Once, while watching a scene in a cartoon, about a robot ninja having his memory wiped by his old and ailing inventor, Lucien started crying inexplicably. "Switch it off," he begged, lacking the vocabulary to explain his distress.
At the time, I thought it was because the boy, at two years of age, understood that the creator-father was doing so because he did not want the android to miss him - an innate empathy for our complex human emotions and motivations. Now, I think that it was more the melancholic flute music accompanying the scene that set him off.
My cloud lullaby, while not in a minor key, had been sung in my lower register (I was feeling too tired to falsetto) and had a very sedate tempo. With hindsight, I realise it must have sounded rather dirge-like. But, in my defence, I was trying to make him fall asleep, so an exciting upbeat song was hardly going to do the trick.
Still, what terrified me, I admit, was the idea that, somehow, some fundamental sadness in my being was coming through subconsciously from my singing.

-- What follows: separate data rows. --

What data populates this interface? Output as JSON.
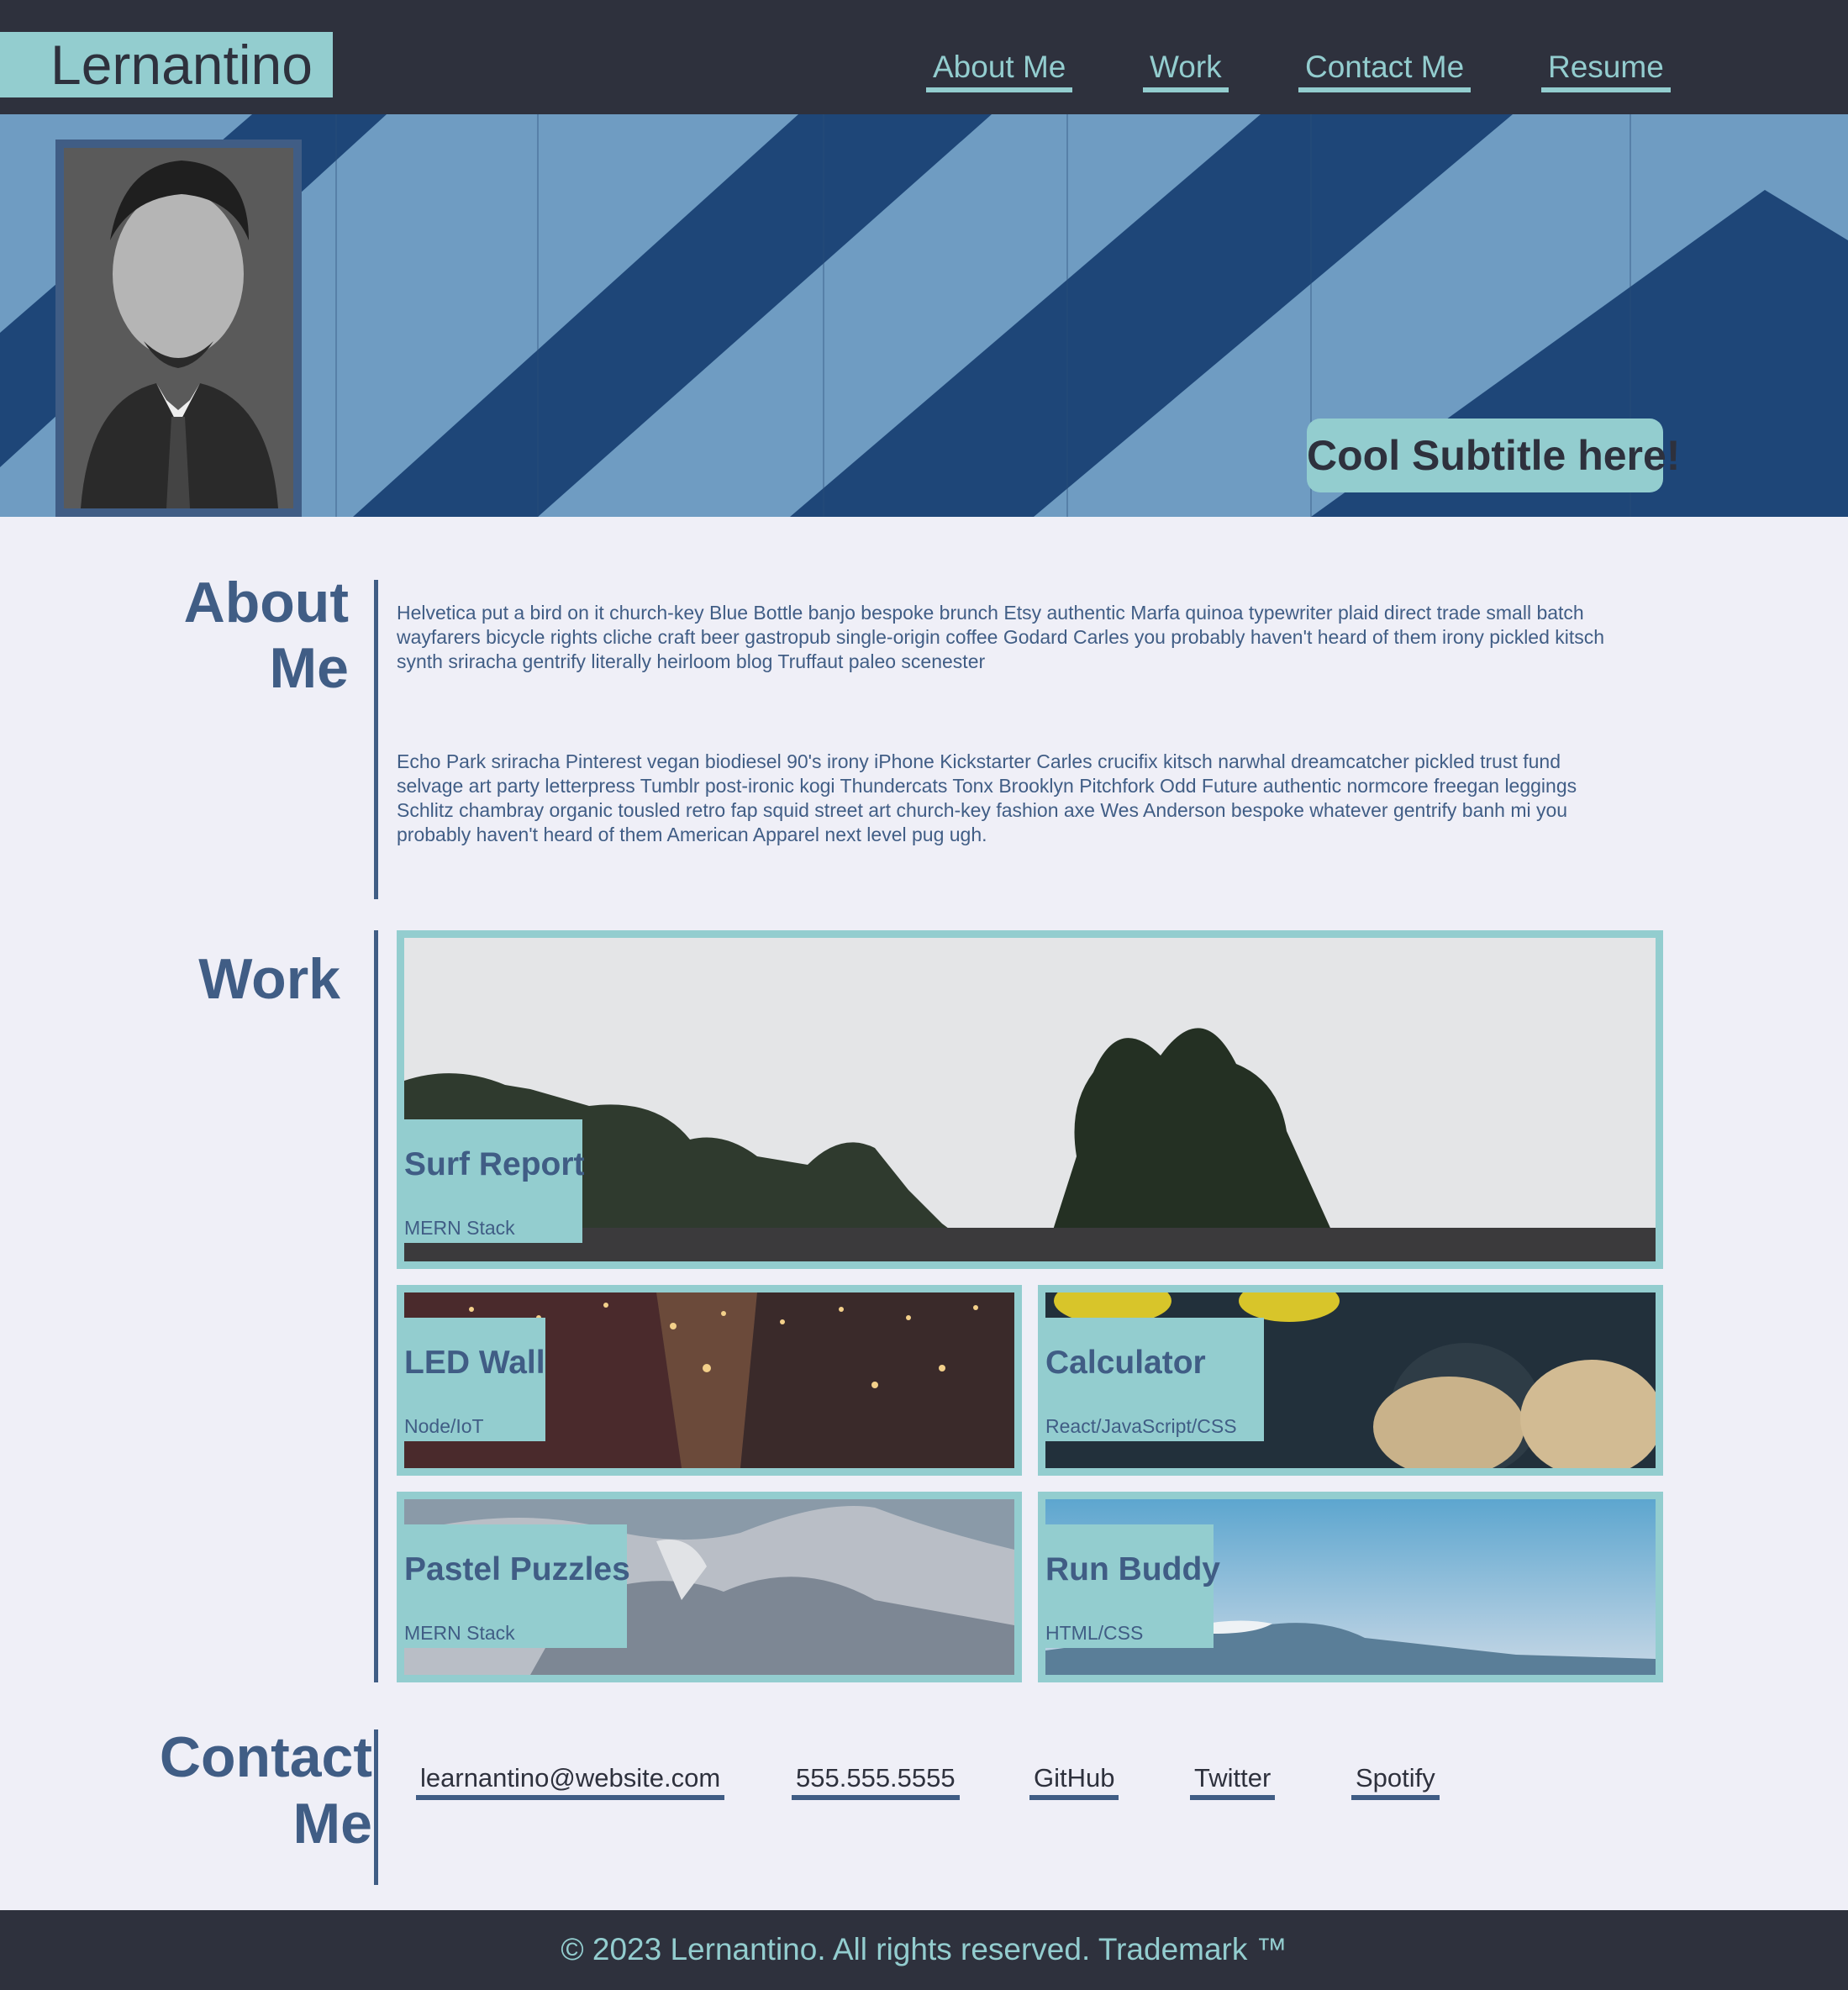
{
  "header": {
    "brand": "Lernantino",
    "nav": [
      "About Me",
      "Work",
      "Contact Me",
      "Resume"
    ]
  },
  "hero": {
    "subtitle": "Cool Subtitle here!"
  },
  "about": {
    "title_line1": "About",
    "title_line2": "Me",
    "paragraphs": [
      "Helvetica put a bird on it church-key Blue Bottle banjo bespoke brunch Etsy authentic Marfa quinoa typewriter plaid direct trade small batch wayfarers bicycle rights cliche craft beer gastropub single-origin coffee Godard Carles you probably haven't heard of them irony pickled kitsch synth sriracha gentrify literally heirloom blog Truffaut paleo scenester",
      "Echo Park sriracha Pinterest vegan biodiesel 90's irony iPhone Kickstarter Carles crucifix kitsch narwhal dreamcatcher pickled trust fund selvage art party letterpress Tumblr post-ironic kogi Thundercats Tonx Brooklyn Pitchfork Odd Future authentic normcore freegan leggings Schlitz chambray organic tousled retro fap squid street art church-key fashion axe Wes Anderson bespoke whatever gentrify banh mi you probably haven't heard of them American Apparel next level pug ugh."
    ]
  },
  "work": {
    "title": "Work",
    "projects": [
      {
        "title": "Surf Report",
        "stack": "MERN Stack"
      },
      {
        "title": "LED Wall",
        "stack": "Node/IoT"
      },
      {
        "title": "Calculator",
        "stack": "React/JavaScript/CSS"
      },
      {
        "title": "Pastel Puzzles",
        "stack": "MERN Stack"
      },
      {
        "title": "Run Buddy",
        "stack": "HTML/CSS"
      }
    ]
  },
  "contact": {
    "title_line1": "Contact",
    "title_line2": "Me",
    "links": [
      "learnantino@website.com",
      "555.555.5555",
      "GitHub",
      "Twitter",
      "Spotify"
    ]
  },
  "footer": {
    "text": "© 2023 Lernantino. All rights reserved. Trademark ™"
  },
  "colors": {
    "dark": "#2e313d",
    "teal": "#93cdcf",
    "navy": "#405d85",
    "background": "#efeff7"
  }
}
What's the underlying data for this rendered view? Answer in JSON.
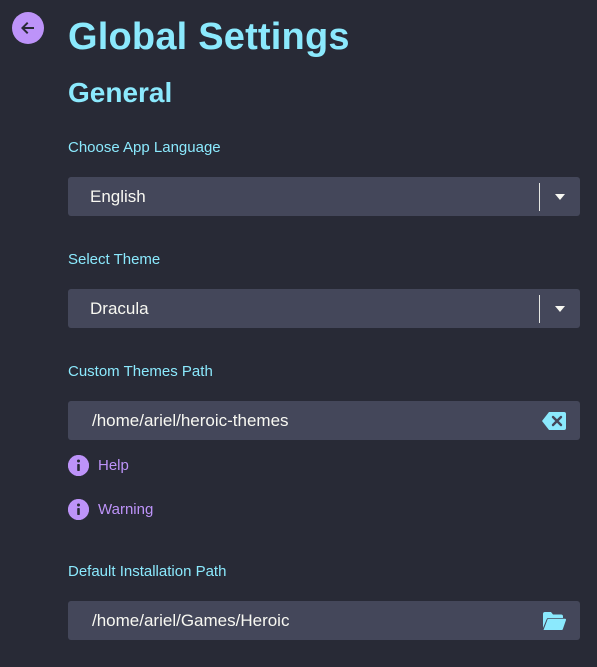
{
  "header": {
    "title": "Global Settings",
    "subtitle": "General"
  },
  "settings": {
    "language": {
      "label": "Choose App Language",
      "value": "English"
    },
    "theme": {
      "label": "Select Theme",
      "value": "Dracula"
    },
    "custom_themes_path": {
      "label": "Custom Themes Path",
      "value": "/home/ariel/heroic-themes",
      "help": "Help",
      "warning": "Warning"
    },
    "default_install_path": {
      "label": "Default Installation Path",
      "value": "/home/ariel/Games/Heroic"
    }
  },
  "icons": {
    "back": "arrow-left-icon",
    "caret": "chevron-down-icon",
    "clear": "backspace-icon",
    "folder": "folder-open-icon",
    "info": "info-circle-icon"
  },
  "colors": {
    "background": "#282a36",
    "field": "#44475a",
    "accent_cyan": "#8be9fd",
    "accent_purple": "#bd93f9",
    "text": "#f8f8f2"
  }
}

Am I so unhappy deep down inside that my innocent child has picked up on it, and is weeping for me? I still can't answer that question.
These days, however, Lucien seems to have developed an immunity to my "sad" singing. As he grows up, I think, he has learnt to better differentiate between the conventions of music and genuine emotion. When I start singing, he sometimes states flatly: "That's not a nice song."
I stop immediately. And that's that.